Nach neun Jahren im Amt kündigte Mitte-Parteipräsident Gerhard Pfister vergangene Woche seinen Rückzug auf den Sommer hin an. Am Mittwoch nun die nächste Überraschung: Mitte-Bundesrätin Viola Amherd tritt aus der Regierung zurück. Vier Jahre nach der Fusion mit der BDP und der Umbenennung stehen damit für die Partei erneut spannende Zeiten an.
Die ewige Frage: links oder rechts?
Die Partei nimmt im Machtkonzert in Bundesbern traditionell eine wichtige Rolle ein. Unter der alten Zauberformel hatte die damalige CVP noch zwei Sitze, ihre Stimmen waren oft entscheidend. Eine gewisse Offenheit oder Ambivalenz wurde dabei zur eigentlichen Stärke. «Die Mitte war schon immer sehr breit aufgestellt, mit verschiedenen Strömungen. Die Unschärfe sieht man schon beim Namen», erklärt der Politgeograf Michael Hermann vom Forschungsinstitut Sotomo.
In der gegenwärtigen Zusammensetzung habe die Partei diese zentrale Rolle im Bundesrat etwas eingebüsst. Geblieben sei, dass die Partei stark von Flügeln geprägt ist: Einerseits stehen da die konservativen Stammlanden und Bergregionen und andererseits das sozial offenere Mittelland.
Bei der Mitte hat es Platz für beide Flügel. Oder wie Marianne Binder sagt: «Das belebt die Diskussion.»

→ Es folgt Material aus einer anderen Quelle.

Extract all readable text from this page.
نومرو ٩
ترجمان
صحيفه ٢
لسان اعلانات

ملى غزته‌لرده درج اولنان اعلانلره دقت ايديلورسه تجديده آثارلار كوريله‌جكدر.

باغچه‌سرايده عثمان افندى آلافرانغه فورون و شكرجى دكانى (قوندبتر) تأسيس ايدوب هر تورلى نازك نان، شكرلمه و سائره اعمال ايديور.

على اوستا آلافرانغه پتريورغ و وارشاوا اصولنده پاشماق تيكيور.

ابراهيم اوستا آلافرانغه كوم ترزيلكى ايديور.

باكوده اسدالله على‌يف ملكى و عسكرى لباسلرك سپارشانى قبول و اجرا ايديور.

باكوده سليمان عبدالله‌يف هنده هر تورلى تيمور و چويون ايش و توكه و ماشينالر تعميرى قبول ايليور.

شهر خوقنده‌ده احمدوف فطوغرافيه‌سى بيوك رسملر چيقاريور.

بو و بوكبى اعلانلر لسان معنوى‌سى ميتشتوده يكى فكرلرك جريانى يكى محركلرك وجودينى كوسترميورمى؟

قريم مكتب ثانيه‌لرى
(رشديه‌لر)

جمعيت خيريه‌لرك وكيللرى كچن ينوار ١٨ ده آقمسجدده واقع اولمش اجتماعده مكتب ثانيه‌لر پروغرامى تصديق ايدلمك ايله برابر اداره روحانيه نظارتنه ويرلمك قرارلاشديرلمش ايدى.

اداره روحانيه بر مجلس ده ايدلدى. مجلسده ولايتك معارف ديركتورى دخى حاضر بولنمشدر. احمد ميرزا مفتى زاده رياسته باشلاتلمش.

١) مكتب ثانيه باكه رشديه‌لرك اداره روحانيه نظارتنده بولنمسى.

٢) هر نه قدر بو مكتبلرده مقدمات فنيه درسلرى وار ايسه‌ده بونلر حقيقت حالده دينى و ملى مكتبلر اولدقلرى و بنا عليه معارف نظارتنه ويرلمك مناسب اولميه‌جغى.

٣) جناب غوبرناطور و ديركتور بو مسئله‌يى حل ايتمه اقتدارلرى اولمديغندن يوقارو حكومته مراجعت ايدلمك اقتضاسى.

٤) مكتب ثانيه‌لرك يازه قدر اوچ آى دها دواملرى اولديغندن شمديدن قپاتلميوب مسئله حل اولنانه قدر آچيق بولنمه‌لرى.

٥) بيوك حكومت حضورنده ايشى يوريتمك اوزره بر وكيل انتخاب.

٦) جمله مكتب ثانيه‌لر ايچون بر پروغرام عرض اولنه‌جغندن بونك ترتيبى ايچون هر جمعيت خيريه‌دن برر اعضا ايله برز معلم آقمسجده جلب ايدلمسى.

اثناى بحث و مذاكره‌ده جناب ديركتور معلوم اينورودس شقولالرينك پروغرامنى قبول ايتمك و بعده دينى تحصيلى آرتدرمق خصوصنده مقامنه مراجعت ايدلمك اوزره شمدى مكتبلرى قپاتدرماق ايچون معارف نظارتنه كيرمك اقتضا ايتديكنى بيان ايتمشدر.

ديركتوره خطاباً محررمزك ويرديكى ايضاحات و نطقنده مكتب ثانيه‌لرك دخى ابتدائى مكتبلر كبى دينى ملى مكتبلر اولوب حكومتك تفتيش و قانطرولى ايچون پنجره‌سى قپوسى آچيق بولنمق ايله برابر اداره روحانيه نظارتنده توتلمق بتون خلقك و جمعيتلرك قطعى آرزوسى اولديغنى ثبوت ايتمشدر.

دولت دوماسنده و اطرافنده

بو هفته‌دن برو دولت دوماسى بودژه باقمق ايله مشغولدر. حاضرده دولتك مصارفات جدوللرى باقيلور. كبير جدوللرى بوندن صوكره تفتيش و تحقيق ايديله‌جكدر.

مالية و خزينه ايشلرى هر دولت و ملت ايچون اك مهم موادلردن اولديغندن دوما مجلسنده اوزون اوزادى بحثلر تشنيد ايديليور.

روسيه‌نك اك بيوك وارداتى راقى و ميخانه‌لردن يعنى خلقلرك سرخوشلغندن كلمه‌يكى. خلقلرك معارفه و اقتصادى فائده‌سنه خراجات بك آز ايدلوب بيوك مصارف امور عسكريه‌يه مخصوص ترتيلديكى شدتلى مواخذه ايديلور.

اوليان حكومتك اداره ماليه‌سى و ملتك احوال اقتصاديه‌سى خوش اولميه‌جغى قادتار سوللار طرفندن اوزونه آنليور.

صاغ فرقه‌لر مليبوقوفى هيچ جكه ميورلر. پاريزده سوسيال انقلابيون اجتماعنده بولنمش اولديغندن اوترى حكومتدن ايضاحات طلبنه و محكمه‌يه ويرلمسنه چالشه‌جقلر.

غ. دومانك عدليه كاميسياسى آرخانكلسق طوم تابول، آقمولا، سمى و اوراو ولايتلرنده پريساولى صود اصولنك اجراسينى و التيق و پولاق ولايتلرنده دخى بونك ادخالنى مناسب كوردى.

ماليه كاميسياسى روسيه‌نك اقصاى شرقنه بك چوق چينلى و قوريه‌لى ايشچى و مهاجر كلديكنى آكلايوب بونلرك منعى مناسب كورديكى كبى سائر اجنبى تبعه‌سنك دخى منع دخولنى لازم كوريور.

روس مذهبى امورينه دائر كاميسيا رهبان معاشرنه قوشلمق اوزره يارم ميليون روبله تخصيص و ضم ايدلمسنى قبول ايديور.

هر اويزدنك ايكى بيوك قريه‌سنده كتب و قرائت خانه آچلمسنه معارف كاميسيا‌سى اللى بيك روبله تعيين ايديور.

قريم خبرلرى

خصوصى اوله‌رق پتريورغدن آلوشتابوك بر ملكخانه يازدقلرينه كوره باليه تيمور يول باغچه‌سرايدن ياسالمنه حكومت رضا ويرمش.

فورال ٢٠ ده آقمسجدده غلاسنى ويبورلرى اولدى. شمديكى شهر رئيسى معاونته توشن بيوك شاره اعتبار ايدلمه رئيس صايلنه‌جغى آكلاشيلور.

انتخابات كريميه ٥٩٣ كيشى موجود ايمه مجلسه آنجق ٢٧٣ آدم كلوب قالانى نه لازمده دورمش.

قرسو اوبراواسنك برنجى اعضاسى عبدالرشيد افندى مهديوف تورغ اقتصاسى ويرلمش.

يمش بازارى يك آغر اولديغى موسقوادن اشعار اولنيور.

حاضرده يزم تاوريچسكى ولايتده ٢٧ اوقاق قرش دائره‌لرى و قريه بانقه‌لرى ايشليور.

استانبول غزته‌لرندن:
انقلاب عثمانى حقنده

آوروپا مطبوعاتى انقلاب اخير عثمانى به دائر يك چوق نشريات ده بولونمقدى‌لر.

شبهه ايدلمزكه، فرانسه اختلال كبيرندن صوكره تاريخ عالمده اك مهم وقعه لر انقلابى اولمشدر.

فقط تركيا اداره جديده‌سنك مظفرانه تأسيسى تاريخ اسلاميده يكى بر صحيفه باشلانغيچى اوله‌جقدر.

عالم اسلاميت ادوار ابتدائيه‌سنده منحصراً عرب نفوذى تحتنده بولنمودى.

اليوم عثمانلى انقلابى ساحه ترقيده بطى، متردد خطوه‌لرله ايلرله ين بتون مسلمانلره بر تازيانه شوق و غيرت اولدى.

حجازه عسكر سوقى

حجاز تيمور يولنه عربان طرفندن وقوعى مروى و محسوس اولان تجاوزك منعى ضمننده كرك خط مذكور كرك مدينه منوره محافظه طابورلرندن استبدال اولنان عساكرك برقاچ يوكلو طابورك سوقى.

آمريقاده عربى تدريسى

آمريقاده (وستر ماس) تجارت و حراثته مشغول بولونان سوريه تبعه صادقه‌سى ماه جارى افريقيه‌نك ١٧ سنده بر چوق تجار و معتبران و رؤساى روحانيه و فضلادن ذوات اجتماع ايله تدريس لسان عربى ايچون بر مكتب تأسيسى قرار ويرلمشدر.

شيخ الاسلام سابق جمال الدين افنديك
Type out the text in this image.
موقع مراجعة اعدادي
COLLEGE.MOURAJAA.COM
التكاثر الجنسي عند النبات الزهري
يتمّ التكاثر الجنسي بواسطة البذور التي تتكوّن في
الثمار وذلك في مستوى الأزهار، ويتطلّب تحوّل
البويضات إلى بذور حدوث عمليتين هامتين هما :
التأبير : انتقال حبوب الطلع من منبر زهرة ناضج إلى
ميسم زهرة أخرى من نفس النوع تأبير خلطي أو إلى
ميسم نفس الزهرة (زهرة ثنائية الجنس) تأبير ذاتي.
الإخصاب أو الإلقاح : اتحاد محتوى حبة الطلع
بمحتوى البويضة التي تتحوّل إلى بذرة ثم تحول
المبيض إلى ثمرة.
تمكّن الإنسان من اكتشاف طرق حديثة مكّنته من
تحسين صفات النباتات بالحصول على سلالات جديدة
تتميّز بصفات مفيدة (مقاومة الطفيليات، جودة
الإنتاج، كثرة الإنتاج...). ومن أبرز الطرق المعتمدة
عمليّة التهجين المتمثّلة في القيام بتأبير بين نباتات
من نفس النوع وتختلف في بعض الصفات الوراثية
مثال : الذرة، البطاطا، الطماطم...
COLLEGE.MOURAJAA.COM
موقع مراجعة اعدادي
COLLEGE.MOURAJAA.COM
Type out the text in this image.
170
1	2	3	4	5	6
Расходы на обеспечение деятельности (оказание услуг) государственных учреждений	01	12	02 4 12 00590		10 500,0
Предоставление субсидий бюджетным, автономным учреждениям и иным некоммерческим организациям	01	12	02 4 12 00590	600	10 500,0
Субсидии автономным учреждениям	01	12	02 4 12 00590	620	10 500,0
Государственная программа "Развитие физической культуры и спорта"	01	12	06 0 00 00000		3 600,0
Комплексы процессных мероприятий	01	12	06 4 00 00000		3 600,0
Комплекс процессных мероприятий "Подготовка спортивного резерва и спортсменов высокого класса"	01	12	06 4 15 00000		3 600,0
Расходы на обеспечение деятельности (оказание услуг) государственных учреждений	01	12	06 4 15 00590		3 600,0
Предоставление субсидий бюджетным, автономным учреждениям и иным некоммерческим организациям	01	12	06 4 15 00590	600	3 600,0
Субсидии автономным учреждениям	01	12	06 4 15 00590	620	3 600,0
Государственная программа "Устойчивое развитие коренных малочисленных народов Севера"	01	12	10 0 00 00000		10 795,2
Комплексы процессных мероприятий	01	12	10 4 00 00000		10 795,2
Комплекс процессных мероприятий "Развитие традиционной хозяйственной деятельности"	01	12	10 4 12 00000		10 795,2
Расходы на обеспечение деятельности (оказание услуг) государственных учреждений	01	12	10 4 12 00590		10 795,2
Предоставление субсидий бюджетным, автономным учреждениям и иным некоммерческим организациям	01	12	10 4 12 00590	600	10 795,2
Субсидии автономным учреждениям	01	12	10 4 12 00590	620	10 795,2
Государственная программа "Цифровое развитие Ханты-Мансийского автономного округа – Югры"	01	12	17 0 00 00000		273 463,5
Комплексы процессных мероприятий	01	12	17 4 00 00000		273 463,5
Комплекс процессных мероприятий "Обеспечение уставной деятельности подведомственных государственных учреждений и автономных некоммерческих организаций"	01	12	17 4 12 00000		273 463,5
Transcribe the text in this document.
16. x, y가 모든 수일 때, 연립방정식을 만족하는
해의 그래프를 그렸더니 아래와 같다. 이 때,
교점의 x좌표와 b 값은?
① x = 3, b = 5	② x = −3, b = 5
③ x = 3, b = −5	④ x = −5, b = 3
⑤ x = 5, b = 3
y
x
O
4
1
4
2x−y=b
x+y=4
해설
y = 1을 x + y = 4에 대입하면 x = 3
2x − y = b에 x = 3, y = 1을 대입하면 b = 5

Die Ständerätin aus dem Kanton Aargau sieht in der aktuellen Doppelvakanz in Parteileitung und Bundesrat denn auch eine Chance: «Das entlastet uns ein bisschen. So haben wir eine gewisse Ausgewogenheit bei der Besetzung dieser Stellen.»
Die Rolle im Bundesrat: Einsam, aber nicht ohne Einfluss
Auf die Wahrnehmung einer Partei in der Öffentlichkeit nimmt die Parteileitung üblicherweise stärker Einfluss als die Vertreterin oder der Vertreter im Bundesrat. «Die Bundesratsmitglieder schweben ja immer auch etwas über der Partei», erklärt Michael Hermann. Im Vergleich zum zuweilen machtbewussten Parteipräsidenten Pfister habe die Magistratin Amherd denn auch weniger Spuren der Partei hinterlassen, findet er.
Amherd habe auch eine andere Richtung vertreten als der sozialkonservative Zuger. Sie stehe für die eher offene, gesellschaftsliberale Seite der Partei.
Die personelle Vertretung in der Landesregierung sei für den Wahlerfolg einer Partei aber ohnehin eher zweitrangig, erklärt der Politgeograf. Vielmehr könne man im Bundesrat mitentscheiden, welche Politik sich durchsetzen könne.
Europafrage und Frauenquote
Kaum ein Thema dürfte die kommenden Monate und Jahre so prägen wie die Europafrage. «Die SVP hätte natürlich Interesse daran, jemanden zu wählen, der oder die gegen die Verträge ist», sagt Michael Hermann. Nach Abschluss der Verhandlungen mit der EU liess Parteipräsident Gerhard Pfister verlauten, man sehe einen klaren Fortschritt im Vergleich zum Rahmenabkommen von 2018 . Doch in heiklen Fragen wie der Zuwanderung oder dem Lohnschutz dürften die unterschiedlichen Flügel schon bald wieder sichtbar werden.
Die SVP hätte natürlich Interesse daran, jemanden zu wählen, der oder die gegen die Verträge mit der EU ist.
Und noch in anderer Hinsicht könnten die anstehenden Personalentscheidungen Auswirkungen auf das Image der Partei haben. Unter den bürgerlichen Parteien hat sich die Mitte den Ruf erarbeitet, sie setze besonders auf Frauen. «Wenn künftig gleich alle drei Rollen (Anm. d. Red.: Parteipräsidium, Bundesrat und Fraktionspräsidium) mit Männern besetzt wären, würde das dieser Partei mit vielen starken Frauen nicht gerecht», sagt Michael Hermann.